This project involves the implementation of a simulated annealing algorithm to solve the Traveling Salesman Problem (TSP), which is a classic optimization problem. The algorithm aims to find the shortest possible path that visits a number of cities exactly once and returns to the origin city. The main components of the solution are energy calculations, temperature cooling schedules, and stochastic acceptance of worse solutions to escape local minima.

here is the project description

here is our report:report

How It Works

The codebase consists of several modules:

  • IOManager.h: Manages input and output operations, including file handling.
  • coordinate.h: Defines the structure for city coordinates.
  • Path.h: Defines the functionality to generate and manipulate paths.
  • Energy.h: Contains the functions to calculate the "energy" or total distance of a path.
  • Temperature.h: Contains functions related to the temperature aspect of simulated annealing.

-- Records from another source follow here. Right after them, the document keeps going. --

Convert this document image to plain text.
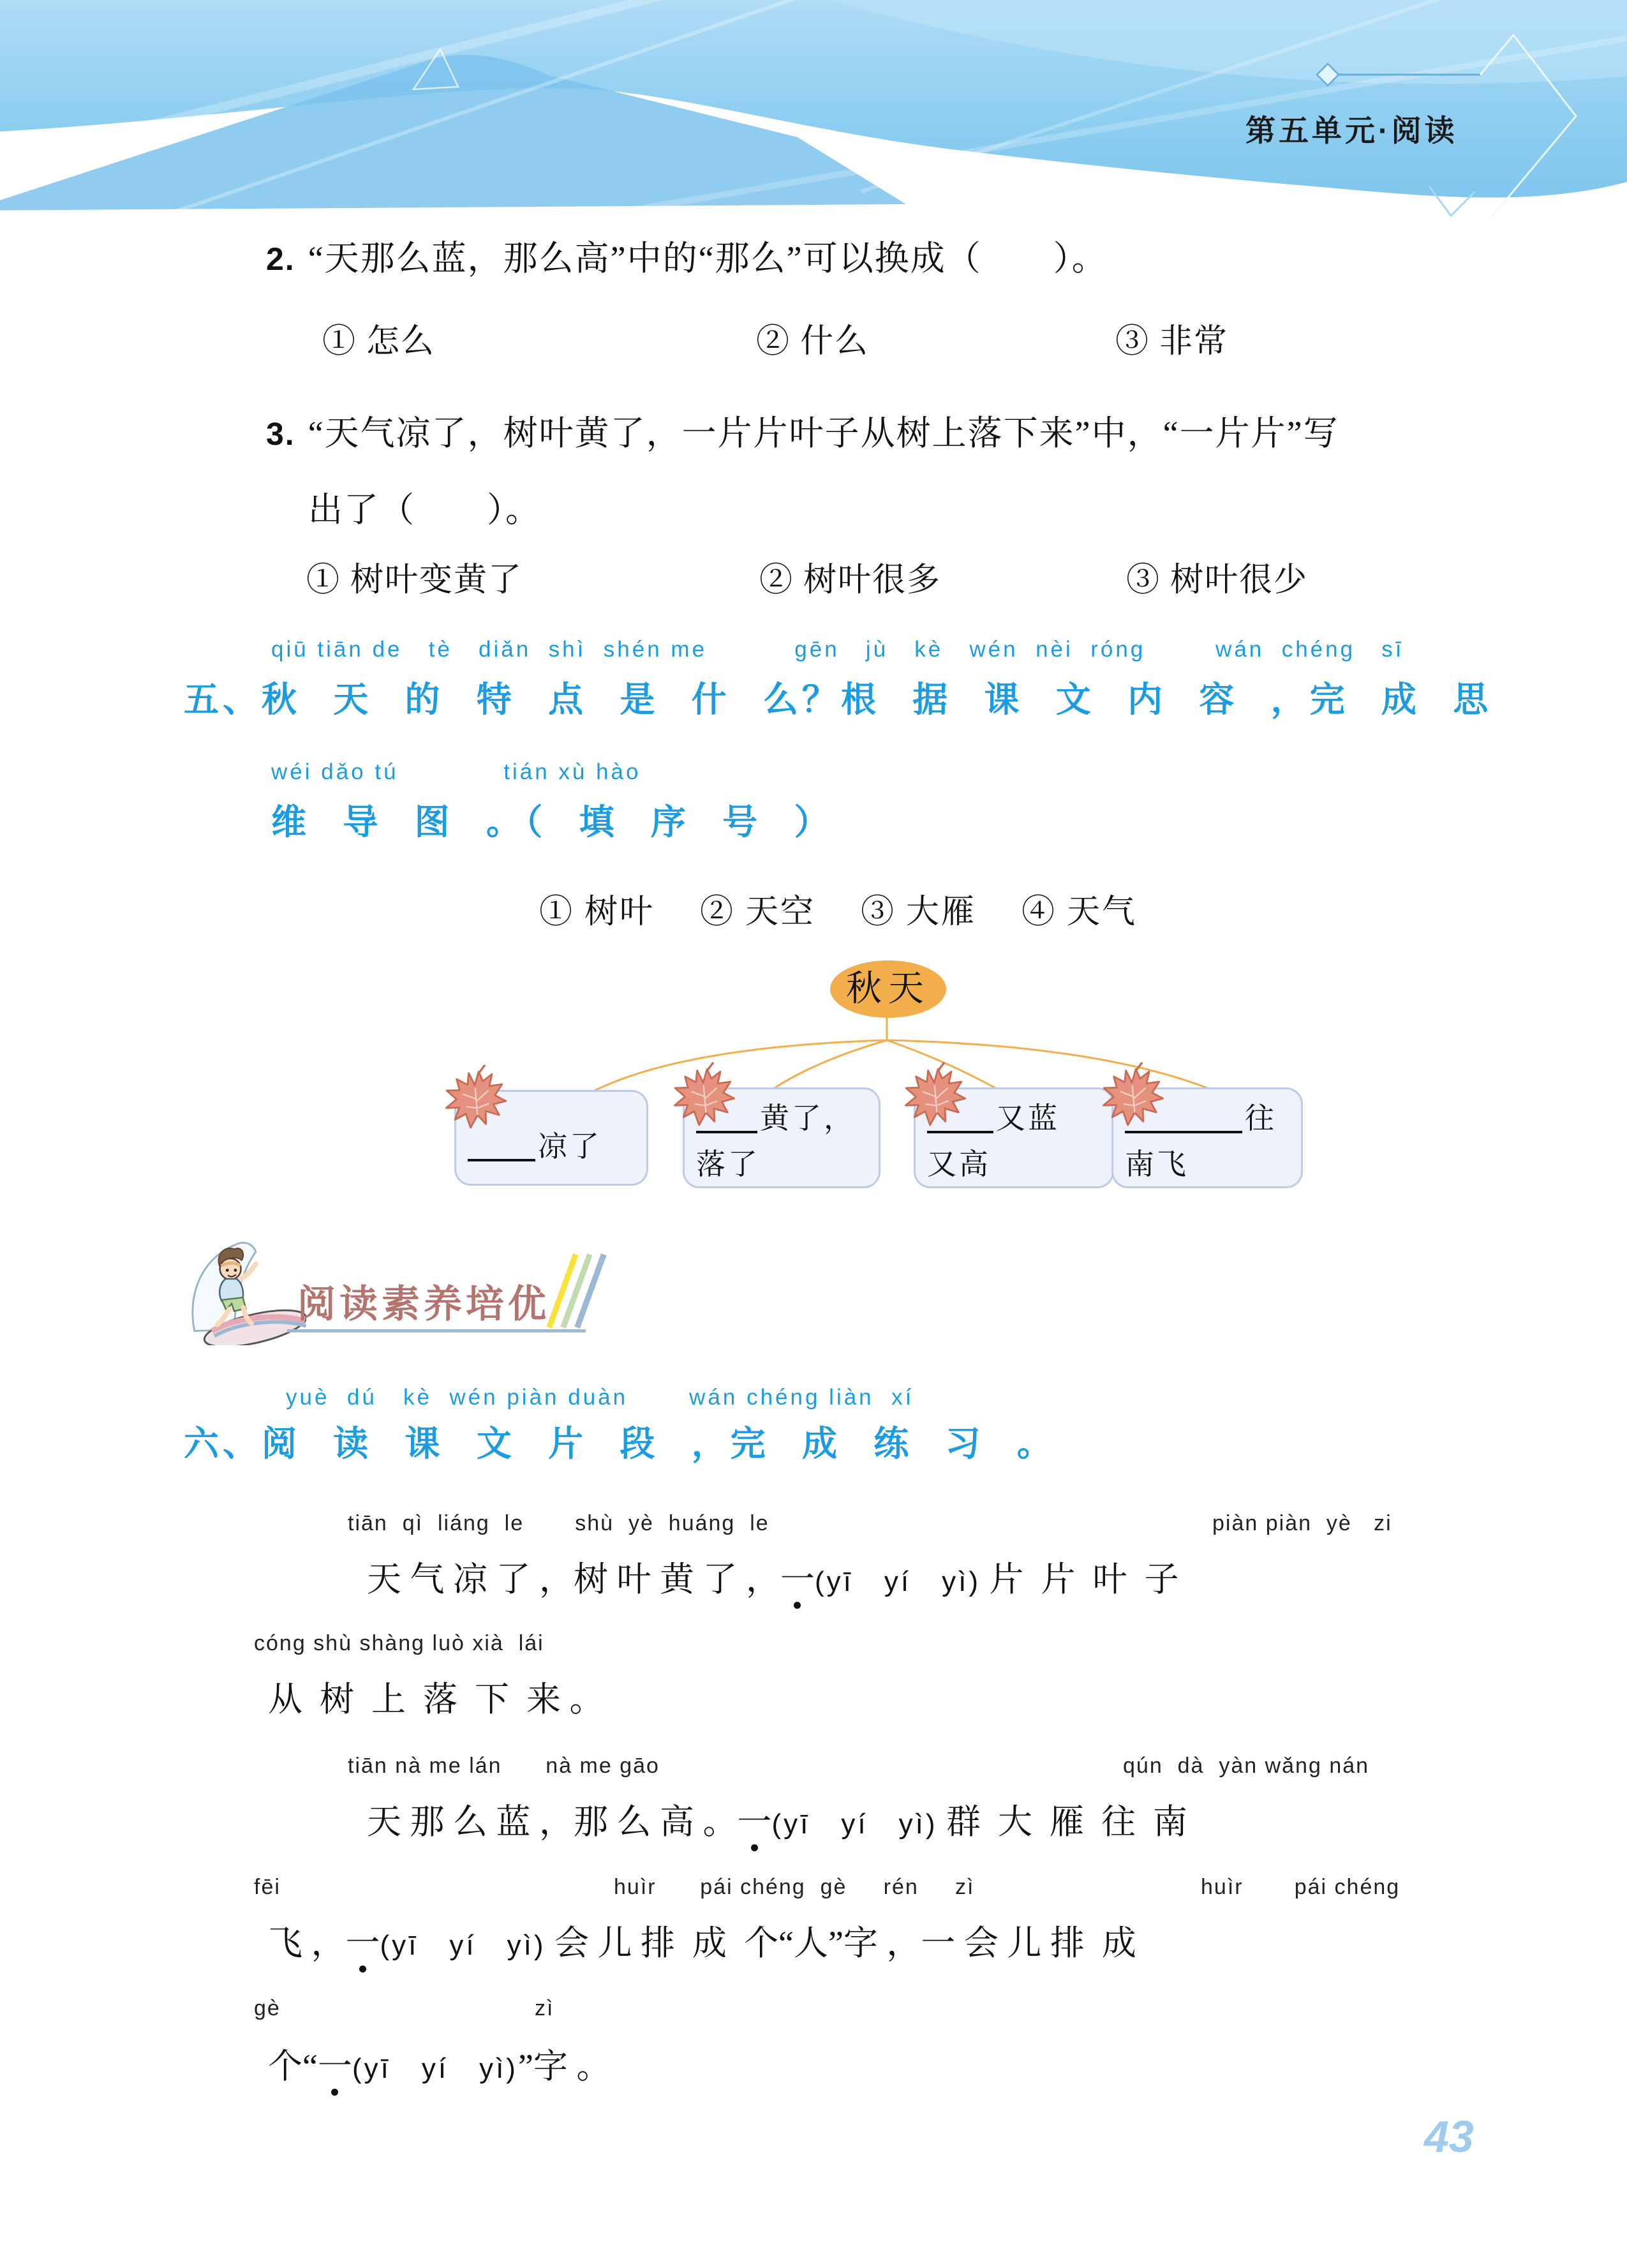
第五单元·阅读
2. “天那么蓝，那么高”中的“那么”可以换成（　　）。
① 怎么	② 什么	③ 非常
3. “天气凉了，树叶黄了，一片片叶子从树上落下来”中，“一片片”写
出了（　　）。
① 树叶变黄了	② 树叶很多	③ 树叶很少
qiū tiān de   tè   diǎn  shì  shén me          gēn   jù   kè   wén  nèi  róng        wán  chéng   sī
五、秋 天 的 特 点 是 什 么？根 据 课 文 内 容 ，完 成 思
wéi dǎo tú            tián xù hào
维 导 图 。（ 填 序 号 ）
① 树叶　 ② 天空　 ③ 大雁　 ④ 天气
秋天
凉了
黄了，
落了
又蓝
又高
往
南飞
阅读素养培优
yuè  dú   kè  wén piàn duàn       wán chéng liàn  xí
六、阅 读 课 文 片 段 ，完 成 练 习 。
tiān  qì  liáng  le       shù  yè  huáng  le	piàn piàn  yè   zi
天 气 凉 了 ，树 叶 黄 了 ，一(yī　yí　yì) 片  片  叶  子
cóng shù shàng luò xià  lái
从  树  上  落  下  来 。
tiān nà me lán      nà me gāo	qún  dà  yàn wǎng nán
天 那 么 蓝 ，那 么 高 。一(yī　yí　yì) 群  大  雁  往  南
fēi	huìr      pái chéng  gè     rén     zì	huìr       pái chéng
飞 ，一(yī　yí　yì) 会 儿 排  成  个“人”字 ，一 会 儿 排  成
gè	zì
个“一(yī　yí　yì)”字 。
43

The main.c file orchestrates the simulated annealing algorithm. It begins by initializing the city coordinates and choosing an initial random path. The annealing process involves generating new path permutations, evaluating their energy, and selectively accepting paths based on the temperature-dependent probability. Throughout the process, the temperature is gradually reduced until it reaches a near-zero value, at which point the algorithm terminates, and the best-found path is considered the solution.

Interaction with the Project

To interact with the TSPSA project, follow these steps:

  1. Compile the code using the provided Makefile with the command make build.
  2. Run the compiled program with make run ARGS="your-arguments-here", where "your-arguments-here" is replaced with any desired command-line arguments.
  3. Command-line argument options are as follows:
    • -n or -N: To specify the number of cities.
    • -t or -T: To set the initial temperature for the simulated annealing algorithm.
    • -c or -C: To define the cooling rate at which the temperature decreases.
    • -file or -FILE: To read city coordinates from a specified file.
    • -random or -RANDOM: To generate random city coordinates.

Example usage:

make run ARGS="-n 50 -t 100 -c 0.99 -random"

This command runs the simulated annealing algorithm on a random set of 50 cities starting at a temperature of 100 and with a cooling rate of 0.99.

  1. The program will output the progress of the algorithm, including the current path energy and other relevant information.
  2. Upon completion, the program saves the final path to a file, and you can view the solution for the TSP.

Graphs and Charts

The graphs folder contains the graphs and charts that are generated from the graph.IPYNB when the notebook is run. The graphs and charts are generated using the matplotlib and plotly libraries and are saved as .png files.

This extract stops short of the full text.